La recuperación del zinc de las pilas alcalinas agotadas se realizó mediante un proceso biohidrometalúrgico, considerado una tecnología sustentable. En primer lugar, las pilas fueron separadas en ánodo y cátodo. El ánodo de zinc se lo trató con ácido sulfúrico biogenerado obteniendo una solución de Zn+2. Acto seguido, se usaron dos precipitantes (carbonato de sodio y ácido oxálico) para obtener dos sólidos con características fisicoquímicas, morfológicas y de tamaño distintas. Además, se utilizó una versión comercial como punto de control. A partir de esto se llevó a cabo un ensayo de difusión donde se expusieron las diferentes cepas en un ambiente rico en nutrientes para que se desarrollen y se enfrentaron a los sólidos en estudio para comprobar la su actividad inhibitoria. “Logramos ver que el sólido precipitado con carbonato de sodio tuvo una gran actividad inhibitoria frente a los microorganismos estudiados”, explicó Lopez.

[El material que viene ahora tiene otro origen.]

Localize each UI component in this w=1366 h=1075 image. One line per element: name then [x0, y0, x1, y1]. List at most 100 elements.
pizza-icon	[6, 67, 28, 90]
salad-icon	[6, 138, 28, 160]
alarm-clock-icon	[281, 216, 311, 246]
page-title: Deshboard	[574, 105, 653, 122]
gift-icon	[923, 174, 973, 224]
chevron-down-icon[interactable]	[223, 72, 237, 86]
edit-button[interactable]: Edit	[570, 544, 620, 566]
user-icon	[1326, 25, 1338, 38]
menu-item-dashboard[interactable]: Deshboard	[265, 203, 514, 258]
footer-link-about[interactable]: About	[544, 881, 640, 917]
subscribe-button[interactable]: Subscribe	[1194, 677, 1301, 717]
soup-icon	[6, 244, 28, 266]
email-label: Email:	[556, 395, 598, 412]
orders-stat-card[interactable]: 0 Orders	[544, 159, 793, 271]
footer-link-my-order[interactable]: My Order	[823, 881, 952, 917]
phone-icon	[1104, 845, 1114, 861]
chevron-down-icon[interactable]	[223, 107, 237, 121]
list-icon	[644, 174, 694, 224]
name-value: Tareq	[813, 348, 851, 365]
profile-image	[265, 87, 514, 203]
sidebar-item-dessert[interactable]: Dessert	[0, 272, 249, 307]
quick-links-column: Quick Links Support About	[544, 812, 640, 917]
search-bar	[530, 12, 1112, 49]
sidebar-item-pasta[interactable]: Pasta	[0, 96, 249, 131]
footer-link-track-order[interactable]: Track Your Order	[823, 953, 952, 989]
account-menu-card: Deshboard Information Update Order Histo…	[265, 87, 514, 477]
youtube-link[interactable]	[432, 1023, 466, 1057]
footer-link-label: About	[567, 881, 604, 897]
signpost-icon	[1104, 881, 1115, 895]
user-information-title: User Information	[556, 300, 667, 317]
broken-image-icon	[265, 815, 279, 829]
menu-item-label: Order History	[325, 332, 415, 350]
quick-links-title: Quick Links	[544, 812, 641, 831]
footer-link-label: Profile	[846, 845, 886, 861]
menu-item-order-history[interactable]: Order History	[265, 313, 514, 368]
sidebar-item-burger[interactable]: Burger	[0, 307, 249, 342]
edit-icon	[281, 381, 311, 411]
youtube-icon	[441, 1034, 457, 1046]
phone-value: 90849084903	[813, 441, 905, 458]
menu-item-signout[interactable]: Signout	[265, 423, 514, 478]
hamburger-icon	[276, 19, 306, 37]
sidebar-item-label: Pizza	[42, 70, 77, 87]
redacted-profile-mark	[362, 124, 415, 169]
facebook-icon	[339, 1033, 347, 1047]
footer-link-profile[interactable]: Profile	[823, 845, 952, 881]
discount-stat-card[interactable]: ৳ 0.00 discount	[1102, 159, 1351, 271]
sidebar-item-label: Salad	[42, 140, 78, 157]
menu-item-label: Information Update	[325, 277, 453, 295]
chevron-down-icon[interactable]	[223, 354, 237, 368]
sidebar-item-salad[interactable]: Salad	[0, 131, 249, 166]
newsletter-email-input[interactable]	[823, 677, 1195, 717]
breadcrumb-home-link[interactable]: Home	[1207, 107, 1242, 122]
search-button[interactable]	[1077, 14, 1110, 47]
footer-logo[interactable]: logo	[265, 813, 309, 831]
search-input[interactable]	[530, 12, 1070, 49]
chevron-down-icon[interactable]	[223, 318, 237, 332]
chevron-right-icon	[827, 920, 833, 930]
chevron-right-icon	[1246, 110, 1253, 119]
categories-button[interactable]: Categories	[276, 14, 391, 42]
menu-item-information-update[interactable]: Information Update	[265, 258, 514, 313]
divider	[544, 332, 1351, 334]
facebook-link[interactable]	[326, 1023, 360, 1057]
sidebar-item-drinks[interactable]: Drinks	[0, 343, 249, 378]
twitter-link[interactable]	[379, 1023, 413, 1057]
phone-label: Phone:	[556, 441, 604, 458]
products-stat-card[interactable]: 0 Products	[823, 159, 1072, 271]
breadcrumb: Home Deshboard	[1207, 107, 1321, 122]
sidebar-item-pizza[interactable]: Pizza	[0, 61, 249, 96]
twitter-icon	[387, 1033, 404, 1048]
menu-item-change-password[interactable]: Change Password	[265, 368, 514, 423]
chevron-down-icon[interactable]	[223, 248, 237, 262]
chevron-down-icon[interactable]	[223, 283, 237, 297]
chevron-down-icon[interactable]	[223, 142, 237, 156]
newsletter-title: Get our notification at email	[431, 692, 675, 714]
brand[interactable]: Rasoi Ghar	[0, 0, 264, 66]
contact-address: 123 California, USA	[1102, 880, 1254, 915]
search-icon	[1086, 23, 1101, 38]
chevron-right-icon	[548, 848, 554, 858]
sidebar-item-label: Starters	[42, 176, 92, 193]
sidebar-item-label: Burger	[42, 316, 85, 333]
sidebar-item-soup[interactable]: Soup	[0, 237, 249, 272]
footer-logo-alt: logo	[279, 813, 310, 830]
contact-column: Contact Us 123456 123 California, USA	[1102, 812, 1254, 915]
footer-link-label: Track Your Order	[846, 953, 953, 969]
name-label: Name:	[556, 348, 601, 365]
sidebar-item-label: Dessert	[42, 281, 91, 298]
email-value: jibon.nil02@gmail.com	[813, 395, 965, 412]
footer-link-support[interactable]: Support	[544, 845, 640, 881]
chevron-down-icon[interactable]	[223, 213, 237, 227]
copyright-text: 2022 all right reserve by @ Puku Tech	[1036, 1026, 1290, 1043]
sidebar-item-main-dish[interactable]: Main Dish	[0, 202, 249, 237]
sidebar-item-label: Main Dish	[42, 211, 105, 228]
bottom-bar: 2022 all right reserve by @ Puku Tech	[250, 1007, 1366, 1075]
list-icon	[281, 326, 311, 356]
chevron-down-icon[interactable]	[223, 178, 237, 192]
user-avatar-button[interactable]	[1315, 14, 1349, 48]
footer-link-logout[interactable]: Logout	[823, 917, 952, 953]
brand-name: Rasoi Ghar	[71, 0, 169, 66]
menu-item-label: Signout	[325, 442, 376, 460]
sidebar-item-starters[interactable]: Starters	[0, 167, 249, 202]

A partir de los resultados del ensayo de difusión se continuó trabajando con el sólido que tuvo más actividad y se realizó un ensayo de inhibición en placa para profundizar el estudio de este compuesto en relación a su aplicación en la formulación de la pintura. A partir de los resultados obtenidos determinaron la concentración inhibitoria mínima (CIM) -definida como aquella donde no se registró crecimiento- y fue utilizada para la elaboración de la pintura. El paso siguiente fue la caracterización de las propiedades de la pintura a partir del color, brillo, absorción y permeabilidad en agua, poder cubritivo y peso específico. Finalmente, las pinturas fueron sometidas a ensayos para probar su efectividad en el control del crecimiento microbiano, arrojando resultados positivos dado que logró inhibir la formación de las biopelículas.

El trabajo, recientemente publicado en la revista Ambiente en diálogo del Organismo Provincial para el Desarrollo Sostenible, representa un valioso aporte a la salud y el medio ambiente dado que, a partir de un residuo contaminante se recupera mediante tecnologías sustentables un metal como el zinc y se lo incorpora al círculo productivo como un nuevo producto con actividad antibacteriana y antifúngica. “En vez de dejarlo como un elemento sólido contaminante para el ambiente generamos una respuesta al problema del biodeterioro de materiales y a las distintas complicaciones que puede producir en la salud de los seres humanos que estén en contacto con estos microorganismos”, explicó López y concluyó: “la idea en un futuro es incorporar nuevas cepas a la investigación”.